UK's Anti-Bribery Law Could Be a Global Game-Changer


"UKBA has even sharper teeth than the U.S. Foreign Corrupt Practices Act."

Mining Weekly, Martin Creamer

Britain's new anti-bribery law, which comes into force on July 1, has global reach.

"This legislation may be game-changing in how mining businesses will be held accountable for their actions around the globe," London associate Daniel Smith and Africa partner Chris Langdon of the law firm Latham & Watkins report.

The lawyers say that UKBA, as the UK Bribery Act is dubbed, has broad criminal offenses that prohibit bribery and even sharper teeth than the US's Foreign Corrupt Practices Act.

For example, 'facilitation payments,' which are permitted under the US's anti-bribery counterpart law, fall foul of UKBA, which not only prohibits active bribery in the official sphere, but also passive bribery in the private sphere.

The UK law criminalizes the failure to prevent bribery, even by service-providing third parties, and only businesses that have "adequate procedures" to prevent bribery have a defence.

They advise businesses to adopt proportionate bribery-prevention policies and procedures, and to ensure that these are embedded and understood.

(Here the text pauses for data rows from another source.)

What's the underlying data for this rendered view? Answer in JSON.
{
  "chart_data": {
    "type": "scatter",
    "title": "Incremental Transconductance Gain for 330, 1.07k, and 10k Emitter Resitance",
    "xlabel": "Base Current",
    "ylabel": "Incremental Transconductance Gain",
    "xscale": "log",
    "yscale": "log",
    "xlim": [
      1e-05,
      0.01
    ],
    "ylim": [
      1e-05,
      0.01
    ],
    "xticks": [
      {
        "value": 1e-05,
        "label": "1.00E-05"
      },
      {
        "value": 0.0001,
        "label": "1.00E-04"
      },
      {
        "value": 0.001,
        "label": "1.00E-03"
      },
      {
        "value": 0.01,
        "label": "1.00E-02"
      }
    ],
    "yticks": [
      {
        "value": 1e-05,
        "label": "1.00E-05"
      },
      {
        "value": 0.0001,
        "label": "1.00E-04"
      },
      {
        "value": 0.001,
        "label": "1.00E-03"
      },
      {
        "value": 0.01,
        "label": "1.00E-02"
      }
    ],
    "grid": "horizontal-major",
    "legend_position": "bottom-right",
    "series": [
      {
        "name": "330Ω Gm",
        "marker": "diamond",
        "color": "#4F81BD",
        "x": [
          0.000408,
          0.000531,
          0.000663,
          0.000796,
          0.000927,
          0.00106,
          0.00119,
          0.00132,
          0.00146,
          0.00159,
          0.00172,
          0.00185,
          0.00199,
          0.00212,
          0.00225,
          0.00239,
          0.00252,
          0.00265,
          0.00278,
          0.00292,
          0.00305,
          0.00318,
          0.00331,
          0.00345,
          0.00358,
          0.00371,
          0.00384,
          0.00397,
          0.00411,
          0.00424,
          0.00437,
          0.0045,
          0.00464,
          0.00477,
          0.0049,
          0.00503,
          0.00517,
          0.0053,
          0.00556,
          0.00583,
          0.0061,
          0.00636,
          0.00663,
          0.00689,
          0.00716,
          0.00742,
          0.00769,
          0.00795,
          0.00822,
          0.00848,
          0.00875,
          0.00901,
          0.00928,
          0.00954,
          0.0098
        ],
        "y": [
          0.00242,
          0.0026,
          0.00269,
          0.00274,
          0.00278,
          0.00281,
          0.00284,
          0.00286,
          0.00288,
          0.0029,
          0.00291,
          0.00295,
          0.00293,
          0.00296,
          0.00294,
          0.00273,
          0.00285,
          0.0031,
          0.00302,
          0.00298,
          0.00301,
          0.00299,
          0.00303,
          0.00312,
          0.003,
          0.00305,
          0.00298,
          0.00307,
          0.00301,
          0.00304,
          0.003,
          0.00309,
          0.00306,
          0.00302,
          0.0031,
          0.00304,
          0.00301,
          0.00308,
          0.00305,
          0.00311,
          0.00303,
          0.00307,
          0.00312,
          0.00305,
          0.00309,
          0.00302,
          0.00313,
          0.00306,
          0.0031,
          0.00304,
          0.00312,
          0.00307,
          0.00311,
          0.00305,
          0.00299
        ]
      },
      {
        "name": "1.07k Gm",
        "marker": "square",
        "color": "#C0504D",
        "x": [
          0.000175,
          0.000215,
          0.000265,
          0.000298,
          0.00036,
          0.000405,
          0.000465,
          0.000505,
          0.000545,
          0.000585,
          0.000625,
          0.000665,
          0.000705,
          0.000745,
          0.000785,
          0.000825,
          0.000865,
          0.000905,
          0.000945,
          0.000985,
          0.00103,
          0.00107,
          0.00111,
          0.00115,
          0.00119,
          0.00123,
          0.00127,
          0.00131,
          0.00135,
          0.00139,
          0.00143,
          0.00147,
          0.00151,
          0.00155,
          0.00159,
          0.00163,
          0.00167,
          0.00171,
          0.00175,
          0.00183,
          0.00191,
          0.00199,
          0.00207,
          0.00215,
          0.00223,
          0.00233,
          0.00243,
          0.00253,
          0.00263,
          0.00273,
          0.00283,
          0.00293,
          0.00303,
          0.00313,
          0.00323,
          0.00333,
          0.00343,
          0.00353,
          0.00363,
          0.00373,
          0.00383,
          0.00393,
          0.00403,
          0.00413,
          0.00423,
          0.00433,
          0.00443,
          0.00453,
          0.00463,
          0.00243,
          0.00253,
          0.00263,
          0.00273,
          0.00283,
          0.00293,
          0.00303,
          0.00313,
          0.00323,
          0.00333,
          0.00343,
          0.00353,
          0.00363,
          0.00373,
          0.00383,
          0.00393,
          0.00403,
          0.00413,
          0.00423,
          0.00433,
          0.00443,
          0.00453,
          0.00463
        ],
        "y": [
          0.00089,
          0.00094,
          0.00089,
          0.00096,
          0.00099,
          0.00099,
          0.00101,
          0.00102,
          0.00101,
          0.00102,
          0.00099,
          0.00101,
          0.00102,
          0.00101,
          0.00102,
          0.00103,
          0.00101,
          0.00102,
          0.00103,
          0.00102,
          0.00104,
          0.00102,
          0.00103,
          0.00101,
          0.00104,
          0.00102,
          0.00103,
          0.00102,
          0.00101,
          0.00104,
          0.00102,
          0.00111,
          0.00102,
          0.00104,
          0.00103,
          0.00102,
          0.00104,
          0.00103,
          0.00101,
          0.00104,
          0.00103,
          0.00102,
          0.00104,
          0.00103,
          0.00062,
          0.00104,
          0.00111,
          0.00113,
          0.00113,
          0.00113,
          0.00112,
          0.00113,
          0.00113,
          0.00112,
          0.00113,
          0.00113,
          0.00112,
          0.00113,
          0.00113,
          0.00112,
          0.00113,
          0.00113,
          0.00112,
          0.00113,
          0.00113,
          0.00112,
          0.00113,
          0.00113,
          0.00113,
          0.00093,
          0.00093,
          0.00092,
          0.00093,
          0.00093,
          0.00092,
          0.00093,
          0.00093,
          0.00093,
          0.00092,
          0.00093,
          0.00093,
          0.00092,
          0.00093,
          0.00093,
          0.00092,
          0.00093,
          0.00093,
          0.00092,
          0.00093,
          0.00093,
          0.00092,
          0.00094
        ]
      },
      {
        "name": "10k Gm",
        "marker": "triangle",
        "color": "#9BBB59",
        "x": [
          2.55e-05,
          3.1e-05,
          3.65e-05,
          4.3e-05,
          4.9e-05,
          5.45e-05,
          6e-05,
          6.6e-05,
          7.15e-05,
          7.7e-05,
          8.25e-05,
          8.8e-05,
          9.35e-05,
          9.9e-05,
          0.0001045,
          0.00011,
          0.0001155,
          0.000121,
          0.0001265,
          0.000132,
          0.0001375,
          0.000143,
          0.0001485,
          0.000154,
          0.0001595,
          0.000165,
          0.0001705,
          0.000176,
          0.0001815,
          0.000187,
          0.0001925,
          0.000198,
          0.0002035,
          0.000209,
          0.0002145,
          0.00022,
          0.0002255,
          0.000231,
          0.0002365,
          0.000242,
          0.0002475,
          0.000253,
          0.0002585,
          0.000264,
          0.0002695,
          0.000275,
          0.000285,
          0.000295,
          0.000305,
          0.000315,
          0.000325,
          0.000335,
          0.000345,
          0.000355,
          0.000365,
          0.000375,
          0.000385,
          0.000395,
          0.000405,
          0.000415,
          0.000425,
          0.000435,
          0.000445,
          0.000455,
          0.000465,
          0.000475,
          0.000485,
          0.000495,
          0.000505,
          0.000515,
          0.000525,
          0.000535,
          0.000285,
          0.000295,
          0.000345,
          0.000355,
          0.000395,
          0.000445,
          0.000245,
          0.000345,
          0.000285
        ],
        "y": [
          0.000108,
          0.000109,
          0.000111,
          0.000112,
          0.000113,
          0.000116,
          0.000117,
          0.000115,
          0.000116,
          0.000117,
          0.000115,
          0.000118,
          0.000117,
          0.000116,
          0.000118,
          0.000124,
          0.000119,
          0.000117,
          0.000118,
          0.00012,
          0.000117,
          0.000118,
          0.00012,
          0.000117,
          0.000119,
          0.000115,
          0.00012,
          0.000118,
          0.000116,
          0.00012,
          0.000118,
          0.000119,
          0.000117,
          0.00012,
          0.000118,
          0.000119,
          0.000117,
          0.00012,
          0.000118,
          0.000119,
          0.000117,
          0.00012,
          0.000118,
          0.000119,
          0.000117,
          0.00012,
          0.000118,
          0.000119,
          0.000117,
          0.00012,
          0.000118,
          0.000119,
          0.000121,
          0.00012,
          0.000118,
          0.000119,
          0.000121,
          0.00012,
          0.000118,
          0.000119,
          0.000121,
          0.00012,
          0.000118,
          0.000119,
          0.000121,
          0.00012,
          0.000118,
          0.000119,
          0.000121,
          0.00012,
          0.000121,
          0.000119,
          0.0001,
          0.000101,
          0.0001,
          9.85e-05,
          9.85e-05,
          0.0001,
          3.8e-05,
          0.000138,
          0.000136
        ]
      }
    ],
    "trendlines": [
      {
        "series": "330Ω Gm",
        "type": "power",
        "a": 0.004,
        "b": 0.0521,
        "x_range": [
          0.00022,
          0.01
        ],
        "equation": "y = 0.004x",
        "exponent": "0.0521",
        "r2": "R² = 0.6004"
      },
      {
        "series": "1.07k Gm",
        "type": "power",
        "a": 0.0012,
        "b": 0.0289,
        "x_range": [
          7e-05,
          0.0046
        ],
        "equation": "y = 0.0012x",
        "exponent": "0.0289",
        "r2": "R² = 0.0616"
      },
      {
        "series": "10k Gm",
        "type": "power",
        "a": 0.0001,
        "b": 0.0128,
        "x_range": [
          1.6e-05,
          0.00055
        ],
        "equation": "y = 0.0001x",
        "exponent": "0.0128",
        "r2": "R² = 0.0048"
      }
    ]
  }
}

UKBA's wide scope means that firms must ensure that entertaining, gifts and expenses have a legitimate business purpose even at joint venture, investment and agent levels.

"Make sure you know what they are doing and that they understand the law to prevent being liable for their wrongdoing," say Smith and Langdon.

In the area of government liaison, mining licenses and concessions, companies need to ensure that dealings with officials, especially through agents, co-investors and local partnerships, are transparent and lawful.

"Make sure your people follow your policies and react to incidents of wrongdoing; investigate and take appropriate remedial steps," the lawyers advise.

Companies, they say, should assess what bribery risk they face, adapt risk-reducing procedures and ensure that those procedures are implemented.